Nevertheless, Private Grayrock was far from satisfied with the night's adventure, and when the next day he made some fair enough pretext to apply for a pass to go outside the lines, and the
general commanding promptly granted it in recognition of his bravery the night before, he passed out at the point where that had been displayed. Telling the sentinel then on duty there that he had
lost something,—which was true enough—he renewed the search for the person whom he supposed himself to have shot, and whom if only wounded he hoped to trail by the blood. He was no more
successful by daylight than he had been in the darkness, and after covering a wide area and boldly penetrating a long distance into "the Confederacy" he gave up the search, somewhat fatigued,
seated himself at the root of the great pine tree, where we have seen him, and indulged his disappointment.
It is not to be inferred that Grayrock's was the chagrin of a cruel nature balked of its bloody deed. In the clear large eyes, finely wrought lips, and broad forehead of that young man one could
read quite another story, and in point of fact his character was a singularly felicitous compound of boldness and sensibility, courage and conscience.
"I find myself disappointed," he said to himself, sitting there at the bottom of the golden haze submerging the forest like a subtler sea—"disappointed in failing to discover a fellow-man
dead by my hand! Do I then really wish that I had taken life in the performance of a duty as well performed without? What more could I wish? If any danger threatened, my shot averted it; that is
what I was there to do. No, I am glad indeed if no human life was needlessly extinguished by me. But I am in a false position. I have suffered myself to be complimented by my officers and envied by
my comrades. The camp is ringing with praise of my courage. That is not just; I know myself courageous, but this praise is for specific acts which I did not perform, or performed—otherwise.
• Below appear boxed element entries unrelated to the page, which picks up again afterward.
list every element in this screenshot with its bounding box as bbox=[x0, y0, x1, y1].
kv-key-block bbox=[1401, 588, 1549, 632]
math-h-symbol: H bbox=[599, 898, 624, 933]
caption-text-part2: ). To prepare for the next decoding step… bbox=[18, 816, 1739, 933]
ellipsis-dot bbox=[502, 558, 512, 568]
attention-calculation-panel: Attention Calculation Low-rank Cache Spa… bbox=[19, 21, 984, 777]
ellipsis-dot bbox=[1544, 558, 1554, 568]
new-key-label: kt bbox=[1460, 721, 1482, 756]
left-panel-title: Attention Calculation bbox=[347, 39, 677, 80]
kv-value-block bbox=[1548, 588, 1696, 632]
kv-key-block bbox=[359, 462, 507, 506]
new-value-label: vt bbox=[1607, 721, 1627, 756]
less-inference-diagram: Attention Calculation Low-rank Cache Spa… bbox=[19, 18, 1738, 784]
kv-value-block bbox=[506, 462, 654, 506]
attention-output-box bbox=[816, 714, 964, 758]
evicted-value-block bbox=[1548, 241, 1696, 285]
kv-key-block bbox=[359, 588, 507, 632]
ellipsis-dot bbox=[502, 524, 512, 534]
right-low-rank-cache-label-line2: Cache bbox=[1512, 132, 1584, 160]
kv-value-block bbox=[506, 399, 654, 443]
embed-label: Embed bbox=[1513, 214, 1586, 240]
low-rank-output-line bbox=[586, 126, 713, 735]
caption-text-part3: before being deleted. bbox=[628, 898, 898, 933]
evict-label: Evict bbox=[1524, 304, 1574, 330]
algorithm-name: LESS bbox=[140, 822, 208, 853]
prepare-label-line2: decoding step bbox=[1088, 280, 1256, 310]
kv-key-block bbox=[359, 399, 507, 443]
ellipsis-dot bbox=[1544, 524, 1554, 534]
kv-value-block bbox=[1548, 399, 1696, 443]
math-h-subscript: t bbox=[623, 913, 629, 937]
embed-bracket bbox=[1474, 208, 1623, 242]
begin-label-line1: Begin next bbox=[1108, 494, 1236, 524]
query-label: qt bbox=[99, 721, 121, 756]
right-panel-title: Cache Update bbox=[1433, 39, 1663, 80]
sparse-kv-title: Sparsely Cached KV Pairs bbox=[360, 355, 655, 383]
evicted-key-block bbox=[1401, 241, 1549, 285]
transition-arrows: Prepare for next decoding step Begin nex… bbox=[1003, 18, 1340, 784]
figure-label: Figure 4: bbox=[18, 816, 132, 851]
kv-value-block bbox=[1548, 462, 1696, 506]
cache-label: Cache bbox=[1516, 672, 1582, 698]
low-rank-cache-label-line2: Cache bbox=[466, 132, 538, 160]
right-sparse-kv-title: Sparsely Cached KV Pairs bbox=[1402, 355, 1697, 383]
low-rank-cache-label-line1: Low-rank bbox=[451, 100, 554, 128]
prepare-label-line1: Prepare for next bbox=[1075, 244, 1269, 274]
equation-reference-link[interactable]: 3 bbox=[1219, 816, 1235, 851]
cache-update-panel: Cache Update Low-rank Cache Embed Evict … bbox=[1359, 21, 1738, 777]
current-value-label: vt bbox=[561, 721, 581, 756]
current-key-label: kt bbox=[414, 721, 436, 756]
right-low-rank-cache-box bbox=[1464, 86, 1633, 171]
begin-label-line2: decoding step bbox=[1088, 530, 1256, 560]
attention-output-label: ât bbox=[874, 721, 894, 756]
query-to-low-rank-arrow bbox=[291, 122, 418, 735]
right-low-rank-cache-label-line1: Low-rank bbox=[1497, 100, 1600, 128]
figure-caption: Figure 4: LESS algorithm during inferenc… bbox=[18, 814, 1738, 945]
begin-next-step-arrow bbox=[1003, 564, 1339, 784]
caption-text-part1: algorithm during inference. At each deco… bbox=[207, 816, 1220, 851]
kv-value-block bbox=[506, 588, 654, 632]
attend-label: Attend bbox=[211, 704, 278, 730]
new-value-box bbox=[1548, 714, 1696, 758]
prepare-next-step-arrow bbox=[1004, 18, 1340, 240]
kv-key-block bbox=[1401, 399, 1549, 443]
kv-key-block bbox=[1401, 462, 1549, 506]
It is believed that I remained at my post bravely, without firing, whereas it was I who began the fusillade, and I did not retreat in the general alarm because bewildered. What, then, shall I do?
Explain that I saw an enemy and fired? They have all said that of themselves, yet none believes it. Shall I tell a truth which, discrediting my courage, will have the effect of a lie? Ugh! it is an
ugly business altogether. I wish to God I could find my man!"
And so wishing, Private Grayrock, overcome at last by the languor of the afternoon and lulled by the stilly sounds of insects droning and prosing in certain fragrant shrubs, so far forgot the
interests of the United States as to fall asleep and expose himself to capture. And sleeping he dreamed.
He thought himself a boy, living in a far, fair land by the border of a great river upon which the tall steamboats moved grandly up and down beneath their towering evolutions of black smoke,
which announced them long before they had rounded the bends and marked their movements when miles out of sight. With him always, at his side as he watched them, was one to whom he gave his heart
and soul in love—a twin brother. Together they strolled along the banks of the stream; together explored the fields lying farther away from it, and gathered pungent mints and sticks of
fragrant sassafras in the hills overlooking all—beyond which lay the Realm of Conjecture, and from which, looking southward across the great river, they caught glimpses of the Enchanted Land.
Hand in hand and heart in heart they two, the only children of a widowed mother, walked in paths of light through valleys of peace, seeing new things under a new sun. And through all the golden
days floated one unceasing sound—the rich, thrilling melody of a mocking-bird in a cage by the cottage door. It pervaded and possessed all the spiritual intervals of the dream, like a musical
benediction. The joyous bird was always in song; its infinitely various notes seemed to flow from its throat, effortless, in bubbles and rills at each heart-beat, like the waters of a pulsing
spring. That fresh, clear melody seemed, indeed, the spirit of the scene, the meaning and interpretation to sense of the mysteries of life and love.
But there came a time when the days of the dream grew dark with sorrow in a rain of tears.